Priorité à l’échangeur Turcot
Les élus montréalais veulent une révision du projet routier
Le maire de Montréal, Gérald Tremblay, et les deux partis d’opposition à l’hôtel de ville ont tous cité l’échangeur Turcot comme un dossier prioritaire auquel devront s’attaquer le nouveau ministre des Transports et Affaires municipales, Sylvain Gaudreault, et son homologue à la Métropole, Jean-François Lisée.

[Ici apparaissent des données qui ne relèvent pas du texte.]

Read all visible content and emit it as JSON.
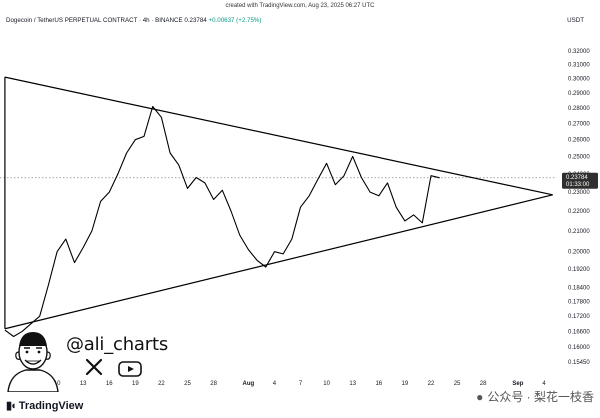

La chef de Vision Montréal, Louise Harel, et celui de Projet Montréal, Richard Bergeron, partagent le sentiment d’urgence du maire. Ils souhaitent que le projet Turcot soit remis sur la planche à dessin avant le lancement des appels d’offres.
« L’irréparable n’a pas encore été commis. On peut revoir ce projet », a dit M. Bergeron.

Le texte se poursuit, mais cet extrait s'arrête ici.